Humanist sans-serif typeface

Goudy Sans is a sans-serif typeface designed by Frederic Goudy around 1929–1931 and published by Lanston Monotype.

Unlike many sans-serifs, which often have an unadorned appearance with a geometric or industrial aesthetic, Goudy Sans has a more organic and decorative structure resembling painted lettering, with flared stroke ends and an avoidance of straight lines, typifying Goudy's taste towards designs with an organic feel. Goudy added several complementary decorative alternate characters. Goudy drew a complementary italic with letterforms inspired by handwriting, decorative features such as swashes and curls, again with a number of decorative alternates. Lewis Blackwell in 20th-Century Type describes it as "something of a sport...with pronounced tendency to the inscriptional in its 'chiselled' junctions". The proportions of the lower-case are slightly condensed.

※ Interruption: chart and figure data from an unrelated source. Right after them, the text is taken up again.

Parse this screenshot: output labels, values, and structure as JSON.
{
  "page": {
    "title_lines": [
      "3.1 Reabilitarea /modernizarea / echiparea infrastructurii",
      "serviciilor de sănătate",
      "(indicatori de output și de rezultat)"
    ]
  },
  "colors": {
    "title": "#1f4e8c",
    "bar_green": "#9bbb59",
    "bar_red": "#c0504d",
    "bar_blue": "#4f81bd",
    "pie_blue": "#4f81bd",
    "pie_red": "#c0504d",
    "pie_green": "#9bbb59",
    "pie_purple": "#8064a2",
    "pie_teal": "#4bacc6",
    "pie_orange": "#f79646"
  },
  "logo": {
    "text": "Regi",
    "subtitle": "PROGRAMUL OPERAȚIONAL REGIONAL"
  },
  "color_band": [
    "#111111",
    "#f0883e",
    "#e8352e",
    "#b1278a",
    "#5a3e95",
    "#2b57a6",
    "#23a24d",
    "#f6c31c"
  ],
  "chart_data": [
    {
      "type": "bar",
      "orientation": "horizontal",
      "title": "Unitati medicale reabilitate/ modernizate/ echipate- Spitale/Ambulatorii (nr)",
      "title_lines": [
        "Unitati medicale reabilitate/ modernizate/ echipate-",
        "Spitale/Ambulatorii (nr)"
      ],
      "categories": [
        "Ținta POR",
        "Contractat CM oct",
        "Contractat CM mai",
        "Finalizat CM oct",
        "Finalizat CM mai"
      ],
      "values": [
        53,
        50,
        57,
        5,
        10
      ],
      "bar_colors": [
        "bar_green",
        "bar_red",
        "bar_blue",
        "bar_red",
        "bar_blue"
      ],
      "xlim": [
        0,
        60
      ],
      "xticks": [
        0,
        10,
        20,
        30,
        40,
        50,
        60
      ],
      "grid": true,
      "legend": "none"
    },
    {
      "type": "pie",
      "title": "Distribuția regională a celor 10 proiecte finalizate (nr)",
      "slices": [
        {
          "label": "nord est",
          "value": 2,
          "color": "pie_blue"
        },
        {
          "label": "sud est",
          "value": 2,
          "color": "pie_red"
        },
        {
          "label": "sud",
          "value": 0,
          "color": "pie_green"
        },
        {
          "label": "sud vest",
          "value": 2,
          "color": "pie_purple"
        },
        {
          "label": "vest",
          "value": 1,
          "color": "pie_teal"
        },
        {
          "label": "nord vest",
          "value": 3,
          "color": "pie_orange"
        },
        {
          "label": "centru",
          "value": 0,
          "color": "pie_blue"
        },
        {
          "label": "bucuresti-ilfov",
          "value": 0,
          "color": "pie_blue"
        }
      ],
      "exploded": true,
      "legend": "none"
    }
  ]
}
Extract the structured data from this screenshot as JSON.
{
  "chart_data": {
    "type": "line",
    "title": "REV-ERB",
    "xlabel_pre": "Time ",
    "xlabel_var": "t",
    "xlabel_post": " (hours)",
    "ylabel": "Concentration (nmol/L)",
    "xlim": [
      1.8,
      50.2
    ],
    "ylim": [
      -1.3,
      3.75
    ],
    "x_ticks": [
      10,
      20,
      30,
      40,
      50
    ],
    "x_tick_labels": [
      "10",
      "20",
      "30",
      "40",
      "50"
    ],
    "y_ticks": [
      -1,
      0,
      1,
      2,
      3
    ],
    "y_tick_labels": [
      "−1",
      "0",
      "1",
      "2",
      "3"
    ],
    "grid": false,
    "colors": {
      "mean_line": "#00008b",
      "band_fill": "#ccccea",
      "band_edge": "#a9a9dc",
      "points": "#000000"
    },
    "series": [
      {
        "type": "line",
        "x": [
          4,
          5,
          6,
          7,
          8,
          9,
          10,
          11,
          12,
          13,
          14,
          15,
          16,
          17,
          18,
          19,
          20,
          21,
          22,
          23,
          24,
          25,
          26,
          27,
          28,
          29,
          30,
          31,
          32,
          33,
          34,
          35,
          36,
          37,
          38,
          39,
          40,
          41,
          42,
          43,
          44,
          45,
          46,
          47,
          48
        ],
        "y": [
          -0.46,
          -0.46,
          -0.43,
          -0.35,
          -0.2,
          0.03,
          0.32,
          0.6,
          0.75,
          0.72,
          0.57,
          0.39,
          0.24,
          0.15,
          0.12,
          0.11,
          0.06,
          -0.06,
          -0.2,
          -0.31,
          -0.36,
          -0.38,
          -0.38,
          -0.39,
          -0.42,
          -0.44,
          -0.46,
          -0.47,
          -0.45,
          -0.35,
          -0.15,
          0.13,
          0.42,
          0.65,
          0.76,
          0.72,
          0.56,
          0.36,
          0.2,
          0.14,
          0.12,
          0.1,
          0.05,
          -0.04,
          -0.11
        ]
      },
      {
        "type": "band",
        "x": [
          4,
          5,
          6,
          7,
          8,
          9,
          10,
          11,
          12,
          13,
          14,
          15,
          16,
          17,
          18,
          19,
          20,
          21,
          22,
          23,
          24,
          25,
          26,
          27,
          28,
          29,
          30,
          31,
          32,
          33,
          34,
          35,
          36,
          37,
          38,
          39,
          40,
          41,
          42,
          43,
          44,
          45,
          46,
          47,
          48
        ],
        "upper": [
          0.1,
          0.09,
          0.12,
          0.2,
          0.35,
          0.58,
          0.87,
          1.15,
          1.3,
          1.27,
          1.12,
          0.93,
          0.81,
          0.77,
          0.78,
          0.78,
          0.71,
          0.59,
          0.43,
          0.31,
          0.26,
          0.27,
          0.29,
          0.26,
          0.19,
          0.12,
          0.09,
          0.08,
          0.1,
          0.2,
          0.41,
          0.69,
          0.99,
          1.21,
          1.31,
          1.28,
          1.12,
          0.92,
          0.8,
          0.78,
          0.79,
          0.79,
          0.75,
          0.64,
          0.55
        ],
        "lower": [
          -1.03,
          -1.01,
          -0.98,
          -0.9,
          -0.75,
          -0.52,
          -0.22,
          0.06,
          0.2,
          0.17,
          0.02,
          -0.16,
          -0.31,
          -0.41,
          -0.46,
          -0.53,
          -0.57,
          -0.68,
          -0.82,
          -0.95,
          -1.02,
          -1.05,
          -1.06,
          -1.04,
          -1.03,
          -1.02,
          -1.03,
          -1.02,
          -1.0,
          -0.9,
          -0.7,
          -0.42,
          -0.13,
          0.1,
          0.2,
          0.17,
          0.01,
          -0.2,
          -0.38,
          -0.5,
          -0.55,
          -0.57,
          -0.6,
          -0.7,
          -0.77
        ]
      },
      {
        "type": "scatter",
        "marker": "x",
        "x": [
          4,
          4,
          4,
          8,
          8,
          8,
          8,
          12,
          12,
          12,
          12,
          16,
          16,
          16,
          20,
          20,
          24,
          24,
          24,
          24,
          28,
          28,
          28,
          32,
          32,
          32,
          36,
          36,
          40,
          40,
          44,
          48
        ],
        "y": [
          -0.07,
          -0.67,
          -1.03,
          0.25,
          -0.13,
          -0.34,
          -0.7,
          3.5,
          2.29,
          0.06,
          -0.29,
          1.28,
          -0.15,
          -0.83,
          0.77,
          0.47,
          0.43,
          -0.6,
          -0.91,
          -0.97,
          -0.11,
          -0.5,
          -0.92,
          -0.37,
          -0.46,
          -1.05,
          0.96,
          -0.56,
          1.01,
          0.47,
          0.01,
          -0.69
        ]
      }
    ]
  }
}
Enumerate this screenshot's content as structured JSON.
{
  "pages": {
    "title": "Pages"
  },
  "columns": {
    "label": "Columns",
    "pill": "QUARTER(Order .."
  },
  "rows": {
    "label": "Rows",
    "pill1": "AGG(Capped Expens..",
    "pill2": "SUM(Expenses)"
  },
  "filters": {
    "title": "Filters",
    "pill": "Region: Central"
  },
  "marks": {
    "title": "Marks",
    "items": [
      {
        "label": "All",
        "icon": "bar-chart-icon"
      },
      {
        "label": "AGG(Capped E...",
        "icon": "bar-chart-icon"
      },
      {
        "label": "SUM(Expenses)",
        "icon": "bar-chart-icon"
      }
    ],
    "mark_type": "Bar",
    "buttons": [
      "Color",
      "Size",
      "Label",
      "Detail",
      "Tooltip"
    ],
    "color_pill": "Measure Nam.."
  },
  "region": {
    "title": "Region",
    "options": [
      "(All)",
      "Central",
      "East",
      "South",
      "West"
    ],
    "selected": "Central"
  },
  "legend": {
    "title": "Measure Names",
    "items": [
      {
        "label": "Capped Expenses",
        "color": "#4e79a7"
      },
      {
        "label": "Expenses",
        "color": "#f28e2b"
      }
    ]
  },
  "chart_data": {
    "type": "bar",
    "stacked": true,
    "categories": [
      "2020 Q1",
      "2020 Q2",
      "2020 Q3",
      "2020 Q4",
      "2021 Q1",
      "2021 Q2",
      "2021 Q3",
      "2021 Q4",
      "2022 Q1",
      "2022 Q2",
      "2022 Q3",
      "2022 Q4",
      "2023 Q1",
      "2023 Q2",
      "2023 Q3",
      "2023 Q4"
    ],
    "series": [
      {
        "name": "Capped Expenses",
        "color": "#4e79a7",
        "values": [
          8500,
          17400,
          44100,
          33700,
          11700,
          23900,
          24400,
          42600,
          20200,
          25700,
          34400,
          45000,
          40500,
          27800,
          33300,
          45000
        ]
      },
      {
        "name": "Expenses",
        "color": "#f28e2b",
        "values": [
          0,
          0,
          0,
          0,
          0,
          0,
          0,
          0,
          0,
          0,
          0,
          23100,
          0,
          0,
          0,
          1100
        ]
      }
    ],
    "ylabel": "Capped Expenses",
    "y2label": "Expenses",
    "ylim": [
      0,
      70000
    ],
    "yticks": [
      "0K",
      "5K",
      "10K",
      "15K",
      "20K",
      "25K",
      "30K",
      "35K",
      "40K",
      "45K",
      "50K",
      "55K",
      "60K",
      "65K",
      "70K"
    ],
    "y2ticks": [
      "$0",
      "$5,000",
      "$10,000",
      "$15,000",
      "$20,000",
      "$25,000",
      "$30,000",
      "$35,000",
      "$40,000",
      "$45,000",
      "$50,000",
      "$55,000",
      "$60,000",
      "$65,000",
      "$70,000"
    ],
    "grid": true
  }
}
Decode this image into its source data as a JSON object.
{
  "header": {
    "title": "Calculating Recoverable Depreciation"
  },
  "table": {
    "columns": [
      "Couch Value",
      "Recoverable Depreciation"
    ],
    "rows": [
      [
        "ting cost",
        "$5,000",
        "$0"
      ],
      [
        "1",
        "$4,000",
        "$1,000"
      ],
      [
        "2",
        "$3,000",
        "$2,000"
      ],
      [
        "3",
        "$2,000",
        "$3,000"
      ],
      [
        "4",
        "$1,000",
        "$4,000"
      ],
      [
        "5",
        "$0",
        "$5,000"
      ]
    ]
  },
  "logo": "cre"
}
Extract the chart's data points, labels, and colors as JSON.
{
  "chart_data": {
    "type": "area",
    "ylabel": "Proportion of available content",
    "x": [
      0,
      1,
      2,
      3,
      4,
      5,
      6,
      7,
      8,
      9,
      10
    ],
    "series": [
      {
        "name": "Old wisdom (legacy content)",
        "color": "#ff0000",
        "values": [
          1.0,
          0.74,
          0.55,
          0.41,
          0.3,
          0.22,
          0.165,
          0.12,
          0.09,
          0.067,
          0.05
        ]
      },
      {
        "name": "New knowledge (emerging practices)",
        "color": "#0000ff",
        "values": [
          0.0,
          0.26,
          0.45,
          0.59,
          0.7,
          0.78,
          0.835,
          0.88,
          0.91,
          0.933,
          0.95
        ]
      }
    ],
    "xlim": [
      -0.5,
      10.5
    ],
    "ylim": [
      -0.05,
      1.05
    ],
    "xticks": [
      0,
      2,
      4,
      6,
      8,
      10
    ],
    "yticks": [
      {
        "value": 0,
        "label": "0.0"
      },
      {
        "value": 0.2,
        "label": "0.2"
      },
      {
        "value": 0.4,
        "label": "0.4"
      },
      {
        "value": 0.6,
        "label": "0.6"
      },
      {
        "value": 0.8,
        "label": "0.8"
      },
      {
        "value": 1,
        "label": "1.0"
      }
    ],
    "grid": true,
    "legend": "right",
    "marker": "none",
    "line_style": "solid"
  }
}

Goudy described the design as not popular in his lifetime and did not give it a specific name; it was published as "Goudy Sans Serif" in his lifetime. However, it has been re-released and digitised several times, mostly under the shortened name of Goudy Sans.

==Digitisations==

Goudy Sans has been digitised by P22 under its LTC imprint in a version relatively similar to the original metal type. During the phototypesetting period of printing, Compugraphic developed a new version with adjusted proportions and an expanded range of weights. This was re-released and expanded by ITC to form a popular four-weight version, shown in the sample for this article. The ITC release was also re-released by Adobe.